Spot The Whole Picture: Producing Masterclass with Anocha Suwichakornpong
Before the workshop even began, I had this drive to consult Mr. Google who is Lady Anocha. Couldn't remember clearly when precisely I accidentally pored over an interview with her at Locarno Film Festival that led to the research. Even though it was in written form, I was attracted by the aura seen in her responses to the interviewer Jeremy Elphick. Anocha arrived at Hotel Sentral on day one during Carlo's editing class. While I was having fun in the game designed by Carlo, I saw a spruce petite lady with smart short hair walking in the conference hall and started chattering with Mui. The wind she brought in told me that she is Anocha Suwichakornpong!
Anocha Suwichakornpong is a Thai film producer, director, and screenwriter. So far, she has produced seven films (feature and short), directed five films, and written five films. Her films Mundane History (2009), Graceland (2006), and By The Time It Gets Dark (2016) each has a mellow and poetic voice that abolishes the distinction between space and time. They remind me of the Italian writer Italo Calvino, who has this magic to bend and blend space and time by merely putting his pen to paper. Their audacious yet conscientious exploration of space and time fills me with awe. Nonetheless, the credit doesn't only go to the director alone. Good producer is one of the key persons who decides the fate of a film.
Producing can be the least rewarding job in filmmaking. In her producing masterclass, Anocha talked about how she first came about to be a producer. She wasn't trained to be a producer. If director is the captain of the ship, producer would be the sea. It influences how fast or slow a ship can move. But who would like to be trained to be the sea? If a ship capsizes right in the middle of the sea, people blame not the captain but the sea who creates such big waves.
By trap I mean being sucked into the chaos, and creating another possibility of chaos within chaos. That's why Anocha said that a good producer is able to see the whole picture on set and takes charge particularly when the director is oblivious to see what happens on set. Not just that, her masterclass was also about facts and figures, about monetary issue that a lot of filmmakers especially those from independent circle find themselves struggling with. Anocha showed a lot of tips, charts, and her accounting sheets with the participants to provide them an idea of how to manage the budget. I felt like I was back to my high school accounting class again, scratching my head and punching my chest just to find the correct sums in the balance sheets.

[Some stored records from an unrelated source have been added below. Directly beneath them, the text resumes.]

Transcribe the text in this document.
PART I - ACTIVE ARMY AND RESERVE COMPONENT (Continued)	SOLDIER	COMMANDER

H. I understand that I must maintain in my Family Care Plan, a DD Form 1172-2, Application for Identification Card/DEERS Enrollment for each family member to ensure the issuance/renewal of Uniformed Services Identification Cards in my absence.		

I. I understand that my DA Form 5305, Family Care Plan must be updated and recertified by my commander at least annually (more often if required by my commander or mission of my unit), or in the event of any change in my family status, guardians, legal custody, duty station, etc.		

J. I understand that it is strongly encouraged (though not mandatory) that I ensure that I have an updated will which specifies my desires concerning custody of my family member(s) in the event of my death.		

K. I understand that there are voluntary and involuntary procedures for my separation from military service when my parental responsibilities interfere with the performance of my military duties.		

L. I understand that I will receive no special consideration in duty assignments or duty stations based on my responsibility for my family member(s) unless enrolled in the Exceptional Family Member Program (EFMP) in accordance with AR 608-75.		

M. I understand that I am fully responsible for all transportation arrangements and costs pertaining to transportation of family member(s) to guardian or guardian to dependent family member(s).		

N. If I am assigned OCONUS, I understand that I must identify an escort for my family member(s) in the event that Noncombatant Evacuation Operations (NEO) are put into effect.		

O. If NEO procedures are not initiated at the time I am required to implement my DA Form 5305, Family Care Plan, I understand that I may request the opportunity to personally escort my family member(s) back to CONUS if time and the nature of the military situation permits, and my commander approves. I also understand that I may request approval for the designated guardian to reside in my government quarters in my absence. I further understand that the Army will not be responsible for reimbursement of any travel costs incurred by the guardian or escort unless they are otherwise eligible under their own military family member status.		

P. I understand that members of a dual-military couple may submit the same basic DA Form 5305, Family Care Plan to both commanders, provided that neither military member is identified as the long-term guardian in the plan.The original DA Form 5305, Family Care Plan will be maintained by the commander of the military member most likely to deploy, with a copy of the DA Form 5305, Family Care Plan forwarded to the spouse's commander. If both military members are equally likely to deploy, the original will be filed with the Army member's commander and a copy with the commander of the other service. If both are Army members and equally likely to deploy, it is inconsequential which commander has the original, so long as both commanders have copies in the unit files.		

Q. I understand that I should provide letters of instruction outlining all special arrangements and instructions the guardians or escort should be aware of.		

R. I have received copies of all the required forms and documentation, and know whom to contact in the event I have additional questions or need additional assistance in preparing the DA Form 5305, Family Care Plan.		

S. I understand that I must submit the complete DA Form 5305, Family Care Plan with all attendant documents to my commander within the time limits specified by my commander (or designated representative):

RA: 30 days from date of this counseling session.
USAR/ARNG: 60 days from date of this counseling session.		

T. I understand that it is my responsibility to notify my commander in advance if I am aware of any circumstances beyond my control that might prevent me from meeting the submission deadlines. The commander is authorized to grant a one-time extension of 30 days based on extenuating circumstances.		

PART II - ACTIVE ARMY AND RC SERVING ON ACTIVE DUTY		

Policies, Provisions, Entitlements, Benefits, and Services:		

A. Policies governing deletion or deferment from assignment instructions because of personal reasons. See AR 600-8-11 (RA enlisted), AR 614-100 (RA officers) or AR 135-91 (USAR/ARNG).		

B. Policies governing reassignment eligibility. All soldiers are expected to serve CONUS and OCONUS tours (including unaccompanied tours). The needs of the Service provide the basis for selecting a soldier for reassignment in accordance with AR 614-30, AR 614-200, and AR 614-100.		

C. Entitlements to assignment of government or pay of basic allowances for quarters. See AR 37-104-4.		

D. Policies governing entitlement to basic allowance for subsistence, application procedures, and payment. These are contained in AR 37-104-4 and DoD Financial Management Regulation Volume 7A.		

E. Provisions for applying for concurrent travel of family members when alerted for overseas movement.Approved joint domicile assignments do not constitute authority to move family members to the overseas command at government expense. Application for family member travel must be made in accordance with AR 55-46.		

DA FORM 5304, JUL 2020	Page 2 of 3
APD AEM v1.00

Strategise doesn't mean limiting possibilities but provides different approaches and alternatives to recurring or unforeseen problems. In another way, he or she is the prophet. They have to envisage what's going to happen next, how it's going to happen, and how to handle the situation.

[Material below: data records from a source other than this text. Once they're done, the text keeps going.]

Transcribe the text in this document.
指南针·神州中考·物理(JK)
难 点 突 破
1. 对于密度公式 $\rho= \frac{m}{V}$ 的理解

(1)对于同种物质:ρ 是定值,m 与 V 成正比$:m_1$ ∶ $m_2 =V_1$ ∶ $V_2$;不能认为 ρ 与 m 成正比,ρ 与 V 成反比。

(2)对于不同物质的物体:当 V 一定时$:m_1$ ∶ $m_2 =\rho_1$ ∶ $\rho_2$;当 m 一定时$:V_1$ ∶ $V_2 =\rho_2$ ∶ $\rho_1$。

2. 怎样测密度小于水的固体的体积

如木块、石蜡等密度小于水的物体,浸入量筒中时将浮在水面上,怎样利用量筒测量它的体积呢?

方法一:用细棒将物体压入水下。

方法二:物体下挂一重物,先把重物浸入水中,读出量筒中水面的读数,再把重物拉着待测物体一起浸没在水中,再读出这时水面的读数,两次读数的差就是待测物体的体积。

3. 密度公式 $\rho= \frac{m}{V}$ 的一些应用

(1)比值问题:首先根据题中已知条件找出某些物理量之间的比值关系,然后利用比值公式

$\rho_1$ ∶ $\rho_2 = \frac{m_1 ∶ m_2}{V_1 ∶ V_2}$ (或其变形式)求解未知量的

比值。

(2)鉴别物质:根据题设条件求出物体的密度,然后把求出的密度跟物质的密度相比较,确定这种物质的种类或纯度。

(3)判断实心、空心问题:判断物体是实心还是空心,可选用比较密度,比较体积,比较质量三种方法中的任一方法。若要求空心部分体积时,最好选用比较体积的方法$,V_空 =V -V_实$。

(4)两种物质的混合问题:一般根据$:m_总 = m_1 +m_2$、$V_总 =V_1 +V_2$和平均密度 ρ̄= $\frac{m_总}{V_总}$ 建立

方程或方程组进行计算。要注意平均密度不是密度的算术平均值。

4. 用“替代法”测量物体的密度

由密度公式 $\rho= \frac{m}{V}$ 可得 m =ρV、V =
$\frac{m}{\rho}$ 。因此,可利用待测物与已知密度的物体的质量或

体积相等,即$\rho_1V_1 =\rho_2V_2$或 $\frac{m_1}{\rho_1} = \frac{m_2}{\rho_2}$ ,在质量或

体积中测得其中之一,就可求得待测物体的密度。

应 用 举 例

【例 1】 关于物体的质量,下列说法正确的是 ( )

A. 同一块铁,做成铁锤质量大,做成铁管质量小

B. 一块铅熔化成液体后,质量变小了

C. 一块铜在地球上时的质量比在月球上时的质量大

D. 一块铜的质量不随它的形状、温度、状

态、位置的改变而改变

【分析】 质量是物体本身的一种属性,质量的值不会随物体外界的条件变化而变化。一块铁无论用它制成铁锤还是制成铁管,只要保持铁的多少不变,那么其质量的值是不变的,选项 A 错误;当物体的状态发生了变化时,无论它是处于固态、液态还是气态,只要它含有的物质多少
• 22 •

Take Three Shots: Cinematography Masterclass 2.0 with Sidi Saleh
Told you, every next moment in the workshop is a surprise. Sidi designed another three hours masterclass for the participants to get hands on experience like a mock production day. Gogu (directing participant) stood alone as the director on set; the other two directing participants became the actors; three editing participants as the sound man; three producing participants and three cinematography participants played their own roles. They separated themselves into three groups. Each group (one director, one producer, one cinematographer, one editor/sound man) rotated to take one shot of the scene written in Davy's script. By the end of the assignment, the three shots taken by the three groups were put together during post-production and were screened during the sharing session. Indeed, it was a chaos because nearly 30 people were gazing at the production team, not including passers-by, cats, and dogs.
Poor editors, before they knew anything, they were assigned to be the sound man. No experienced needed. This added to parts of the chaos. They mixed up play back and record and only realised this during the post production. A road of no return. Producers wise, some were in control. Perhaps too much in control that they became the tiger on the set and almost took over the position of the overtly calm director Gogu. Yes, the guy with green shirt is him–Mr. Gogu. Not much problems with the the cinematographer except minor details they neglected in the shots. Erm...maybe neglect was a huge problem.

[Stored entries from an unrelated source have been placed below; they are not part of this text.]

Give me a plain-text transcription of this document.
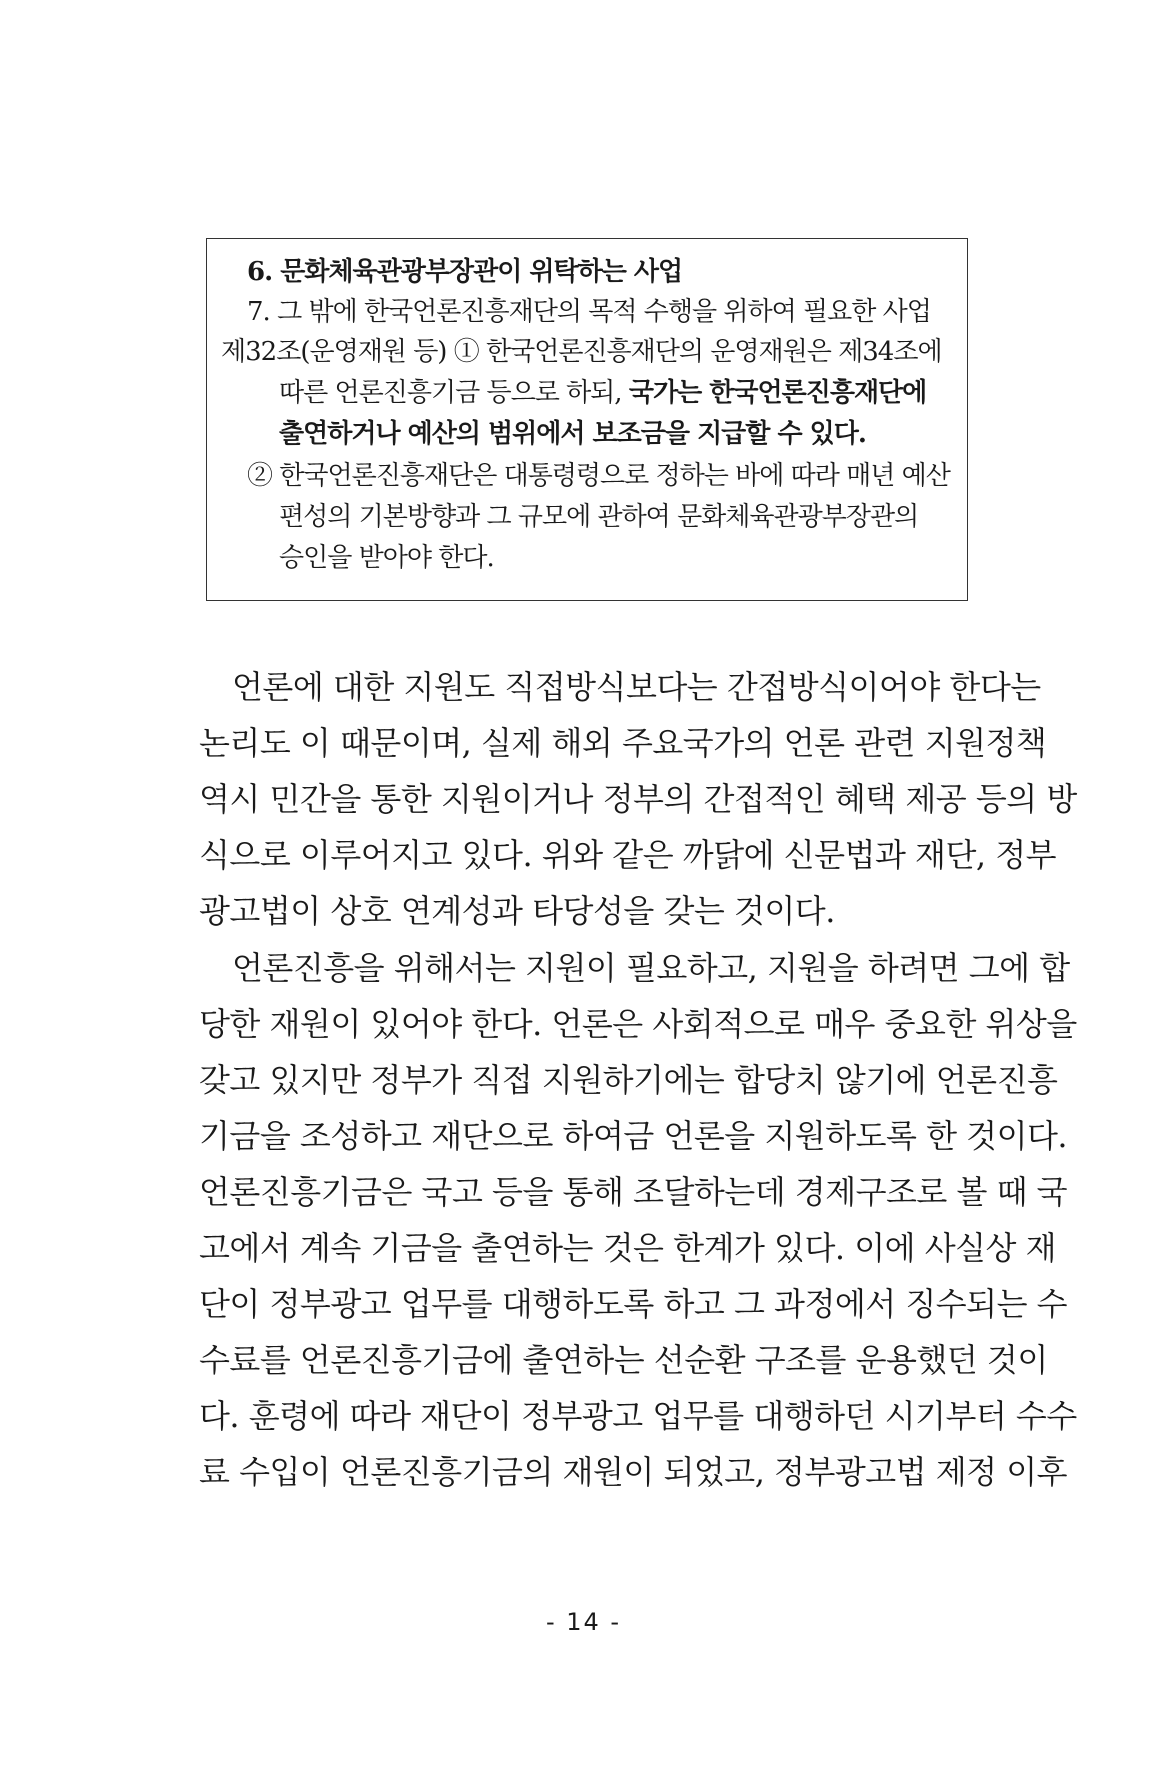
6. 문화체육관광부장관이 위탁하는 사업
7. 그 밖에 한국언론진흥재단의 목적 수행을 위하여 필요한 사업
제32조(운영재원 등) ① 한국언론진흥재단의 운영재원은 제34조에
따른 언론진흥기금 등으로 하되, 국가는 한국언론진흥재단에
출연하거나 예산의 범위에서 보조금을 지급할 수 있다.
② 한국언론진흥재단은 대통령령으로 정하는 바에 따라 매년 예산
편성의 기본방향과 그 규모에 관하여 문화체육관광부장관의
승인을 받아야 한다.
언론에 대한 지원도 직접방식보다는 간접방식이어야 한다는
논리도 이 때문이며, 실제 해외 주요국가의 언론 관련 지원정책
역시 민간을 통한 지원이거나 정부의 간접적인 혜택 제공 등의 방
식으로 이루어지고 있다. 위와 같은 까닭에 신문법과 재단, 정부
광고법이 상호 연계성과 타당성을 갖는 것이다.
언론진흥을 위해서는 지원이 필요하고, 지원을 하려면 그에 합
당한 재원이 있어야 한다. 언론은 사회적으로 매우 중요한 위상을
갖고 있지만 정부가 직접 지원하기에는 합당치 않기에 언론진흥
기금을 조성하고 재단으로 하여금 언론을 지원하도록 한 것이다.
언론진흥기금은 국고 등을 통해 조달하는데 경제구조로 볼 때 국
고에서 계속 기금을 출연하는 것은 한계가 있다. 이에 사실상 재
단이 정부광고 업무를 대행하도록 하고 그 과정에서 징수되는 수
수료를 언론진흥기금에 출연하는 선순환 구조를 운용했던 것이
다. 훈령에 따라 재단이 정부광고 업무를 대행하던 시기부터 수수
료 수입이 언론진흥기금의 재원이 되었고, 정부광고법 제정 이후
- 14 -
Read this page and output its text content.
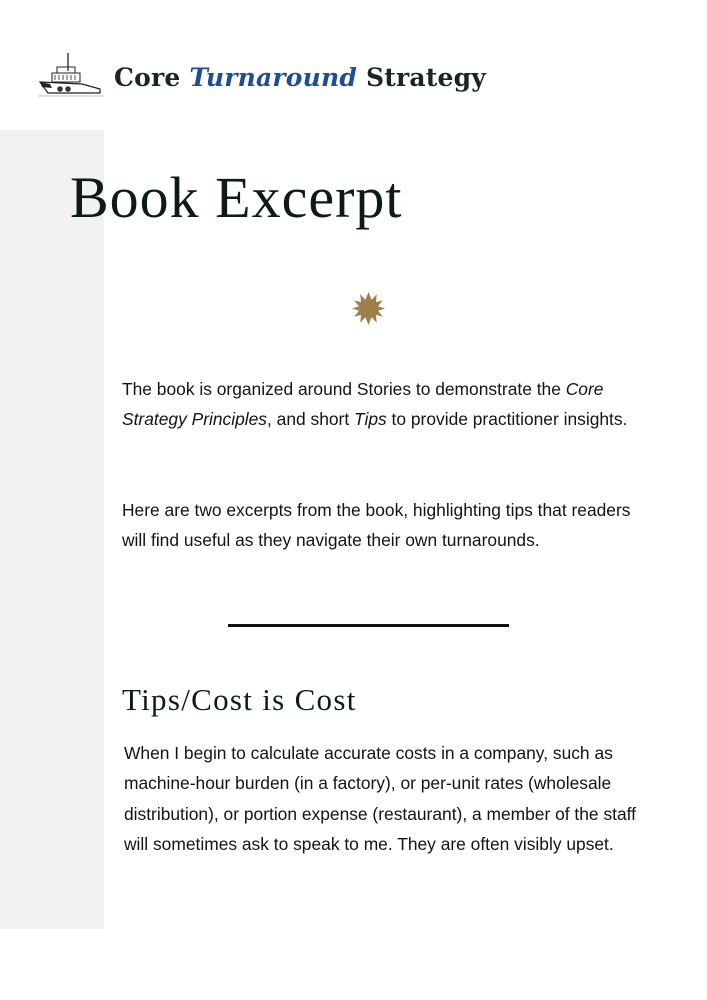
Core Turnaround Strategy
Book Excerpt

The book is organized around Stories to demonstrate the Core Strategy Principles, and short Tips to provide practitioner insights.

Here are two excerpts from the book, highlighting tips that readers will find useful as they navigate their own turnarounds.

Tips/Cost is Cost

When I begin to calculate accurate costs in a company, such as machine-hour burden (in a factory), or per-unit rates (wholesale distribution), or portion expense (restaurant), a member of the staff will sometimes ask to speak to me. They are often visibly upset.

Mentors had the urge to help on set but restrained themselves like putting on straightjackets or chastity belts on their own. That wasn't the end. Their overflowing enthusiasm exploded during the sharing session. They talked relentlessly and gave the participants a galaxy of advices so that this and that will not happen on the production day. Project manager Jacky said that this was the most interesting class he had throughout these four days. If not, it was the most dramatic one.
We all enjoyed watching the bursting energy rising from the bottom of mentors' stomachs. It was spectacular. Editing mentor Carlo noted that this workshop is very different from others he had attended before because there was no hierarchy between the mentors and the participants. This is the feeling I've been looking for in the workshop. It will leave another kind of aftertaste. Definitely.